Ein Zitat aus der „Mittelbayerischen“ hat drei Wochen nach seinem Erscheinen leider dramatisch an Bedeutung gewonnen: „Ein Blick in die Welt oder zumindest zum Nachbarn Frankreich würde Bertelsmann, der OECD und einigen Bildungsjournalisten und selbsternannten Bildungsexperten guttun.“ (8)

Die Leistungen, die von Österreichs LehrerInnen erbracht werden, verdienen höchste Wertschätzung. Die Politik ist mehr denn je zur Umkehr aufgerufen.

(1) Jürgen Böhm, Unendliche Möglichkeiten. In: Mittelbayerische online vom 18. Dezember 2014.

(2) Stefan Brändle, In der Heimat-Banlieue der Attentäter: „Es ist wie im Krieg“. In: Standard online vom 8. Jänner 2015.

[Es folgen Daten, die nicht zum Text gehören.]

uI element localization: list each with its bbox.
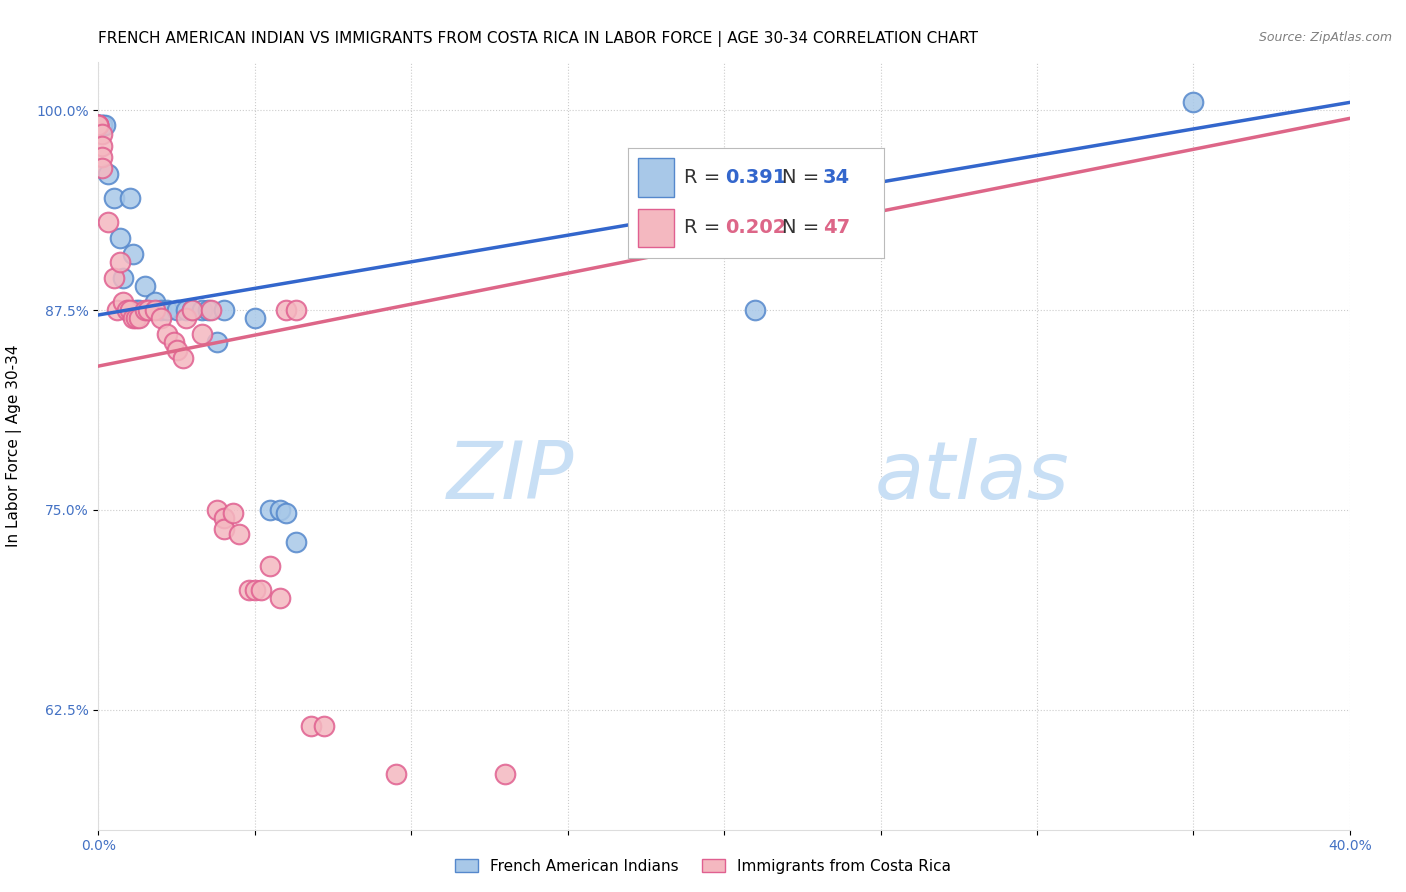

(3) Siehe OECD (Hrsg.), International Migration Outlook 2014 (OECD Publishing 2014), S. 85.

(4) Gabriele Böheim-Galehr und Johann Engleitner (Hrsg.), Schule der 10- bis 14-Jährigen in Vorarlberg. Entwicklungen, Bildungshaltungen und Bildungserwartungen. Projektbericht Band 1 (Innsbruck 2014).

(5) a.a.O., S. 78.

(6) a.a.O., S. 92.

(7) a.a.O., S. 74.

(8) Böhm, Unendliche Möglichkeiten.

Bild lizenziert von BIGSTOCKPHOTO.

2 Kommentare

Eingeordnet unter Gerhard Rieglers Wochenkommentar

2 Antworten zu “Gerhard Riegler: Schreckgespenst Perspektivlosigkeit

  1. Erich Wallner

    Was die Perspektiven von jungen Menschen angeht, so herrscht auch in Österreich ein zwiespältiges Bild:
    Bei jungen Ärzten geht die Tendenz in Richtung weniger Arbeit und (relativ) mehr Gehalt.
    Bei jungen Lehrern ist es genau umgekehrt: mehr Arbeit für weniger Geld.

  2. ITAART

    Stärkung des Selbstwert- und Gemeinschaftsgefühls, Kreatives Miteinander, jeden in seinen Stärken fördern … die Lern- und Hirnforschung ist schon so weit fortgeschritten – und wir sind immer noch im Konkurrenz- und Vergleichsdenken unterwegs!